Assemblywoman Maritza Davila, born in Puerto Rico and raised in Bushwick, led efforts to return a parade back to Knickerbocker Avenue, a strip commonly known as the epicenter of Puerto Rican culture.

Nostalgic of a childhood filled with Puerto Rican block parties, Davila seeks to empower community members with a sense of cultural pride and belonging, just as she was years ago, as her and her neighbors danced in empty lots on Knickerbocker to forget the devastation that surrounded them, “because that was part of the community. That’s what brought us together; celebrating and dancing.”

Salvatore Polizzi, manager of Tony’s Pizzeria, has also been playing a pivotal role in organization efforts, as his family’s restaurant has been involved in every Bushwick celebration since the 1970s. Drawing on inspiration from the 1980s, and 1990s, he recounts how after the famous Manhattan Puerto Rican Day Parade would run its course, attendees took the subway back to Brooklyn, largely spilling out into Bushwick’s rich Puerto Rican community.
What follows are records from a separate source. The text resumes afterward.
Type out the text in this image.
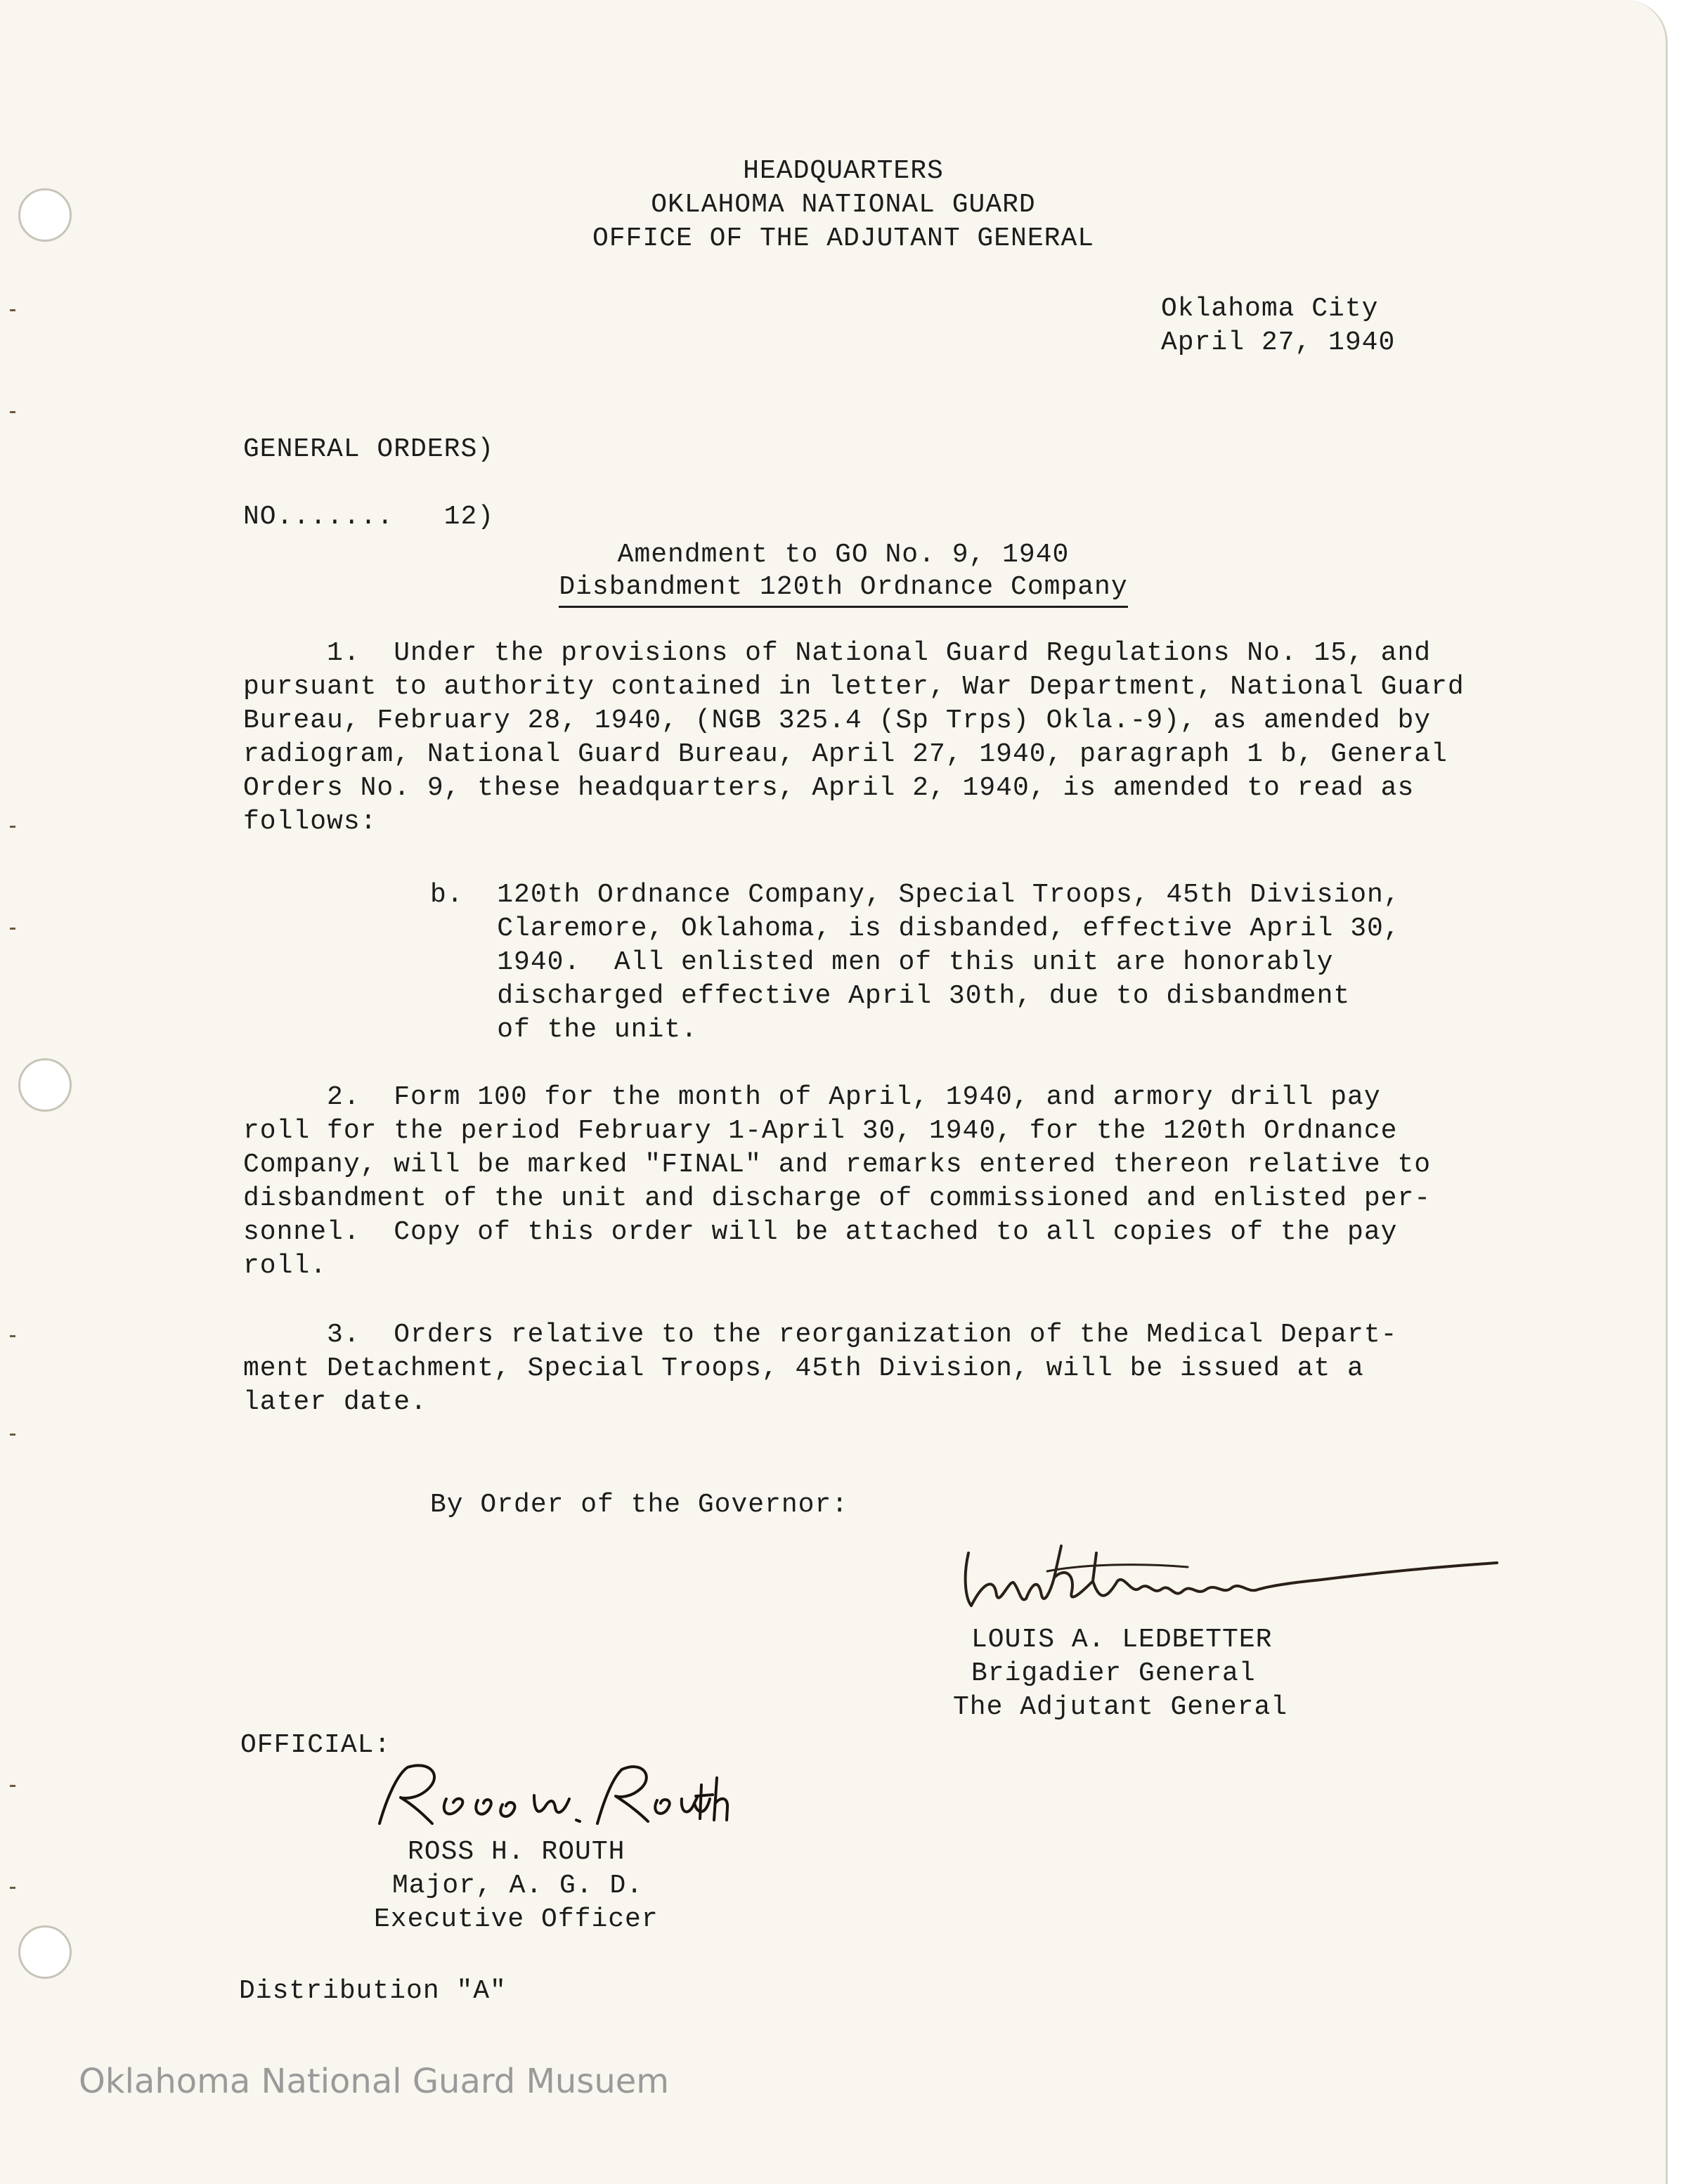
HEADQUARTERS
OKLAHOMA NATIONAL GUARD
OFFICE OF THE ADJUTANT GENERAL
Oklahoma City
April 27, 1940
GENERAL ORDERS)
NO.......   12)
Amendment to GO No. 9, 1940
Disbandment 120th Ordnance Company
1.  Under the provisions of National Guard Regulations No. 15, and
pursuant to authority contained in letter, War Department, National Guard
Bureau, February 28, 1940, (NGB 325.4 (Sp Trps) Okla.-9), as amended by
radiogram, National Guard Bureau, April 27, 1940, paragraph 1 b, General
Orders No. 9, these headquarters, April 2, 1940, is amended to read as
follows:
b.  120th Ordnance Company, Special Troops, 45th Division,
Claremore, Oklahoma, is disbanded, effective April 30,
1940.  All enlisted men of this unit are honorably
discharged effective April 30th, due to disbandment
of the unit.
2.  Form 100 for the month of April, 1940, and armory drill pay
roll for the period February 1-April 30, 1940, for the 120th Ordnance
Company, will be marked "FINAL" and remarks entered thereon relative to
disbandment of the unit and discharge of commissioned and enlisted per-
sonnel.  Copy of this order will be attached to all copies of the pay
roll.
3.  Orders relative to the reorganization of the Medical Depart-
ment Detachment, Special Troops, 45th Division, will be issued at a
later date.
By Order of the Governor:
LOUIS A. LEDBETTER
Brigadier General
The Adjutant General
OFFICIAL:
ROSS H. ROUTH
Major, A. G. D.
Executive Officer
Distribution "A"
Oklahoma National Guard Musuem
“The constant honking of horns and stand-still traffic jams would not cause frustration on the streets of Bushwick but, rather, fill all those taking part with a sense of pride and joy that words could not justify by any means!” he said. “Mothers and fathers would hoist their children on their shoulders just to catch a glimpse of random strangers riding down Knickerbocker Avenue waving the Puerto Rican flag and playing music that not only filled their hearts with joy, but also brought tears to their eyes because it touched the souls of both young and old.”
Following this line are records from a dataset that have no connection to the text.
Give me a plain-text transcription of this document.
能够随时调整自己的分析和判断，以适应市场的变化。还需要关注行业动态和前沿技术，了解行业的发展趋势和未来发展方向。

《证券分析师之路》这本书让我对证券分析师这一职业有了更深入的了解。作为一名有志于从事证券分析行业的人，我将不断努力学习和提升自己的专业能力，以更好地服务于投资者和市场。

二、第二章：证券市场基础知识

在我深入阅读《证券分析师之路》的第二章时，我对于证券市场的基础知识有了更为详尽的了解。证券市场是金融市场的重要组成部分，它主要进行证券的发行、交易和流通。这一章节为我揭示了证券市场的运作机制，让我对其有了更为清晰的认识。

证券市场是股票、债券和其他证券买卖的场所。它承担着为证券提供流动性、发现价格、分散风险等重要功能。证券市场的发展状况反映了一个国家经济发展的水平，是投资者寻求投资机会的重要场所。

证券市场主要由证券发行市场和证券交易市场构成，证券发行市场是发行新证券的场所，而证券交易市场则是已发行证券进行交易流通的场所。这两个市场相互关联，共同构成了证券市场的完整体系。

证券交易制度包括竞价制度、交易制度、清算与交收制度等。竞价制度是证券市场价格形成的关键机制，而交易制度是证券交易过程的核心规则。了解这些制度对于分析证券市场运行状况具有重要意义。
Puerto Rican Day Parade in NYC, photo by Bill De Blasio.

These memories, cherished by old school Bushwick residents, are revived, and on June 9, will be given the chance to touch more residents, whether life-long or fresh––ultimately, establishing once again, that Bushwick is an unbelievably rich, cultural hub for all.  

On the program this year, are notable partnerships with Avant Gardner and House of Yes, where special performances will be going live both inside and outside of their walls. The planning committee is also proud to announce that this year’s Grand Marshall and official DJ will be, star of radio station Mega 97.9, DJ Carlito.

Beyond the music, to achieve the goal in creating a community-driven parade, the committee has partnered with the Knickerbocker Avenue Merchants Partnership, to give a platform for merchants during the celebrations. Local businesses have suffered immensely over the years during changes in the neighborhood, demonstrating a need to prioritize them.

However, the parade accomplishes more than just a fun party, according to Assemblywoman Davila, it accomplishes three pivotal elements: one, a stronger relationship with law enforcement, which serves beneficial to all community members; two, a self-esteem booster for Bushwick’s Puerto Ricans, who have seen many of their longtime neighbors priced out due to rent increases; and most importantly, an opportunity for different cultural groups to understand each other and unite on a city-wide basis.

Davila then added, in a lighthearted but still rather sincere tone, “Oh, and make sure to bring your sneakers so you can dance.”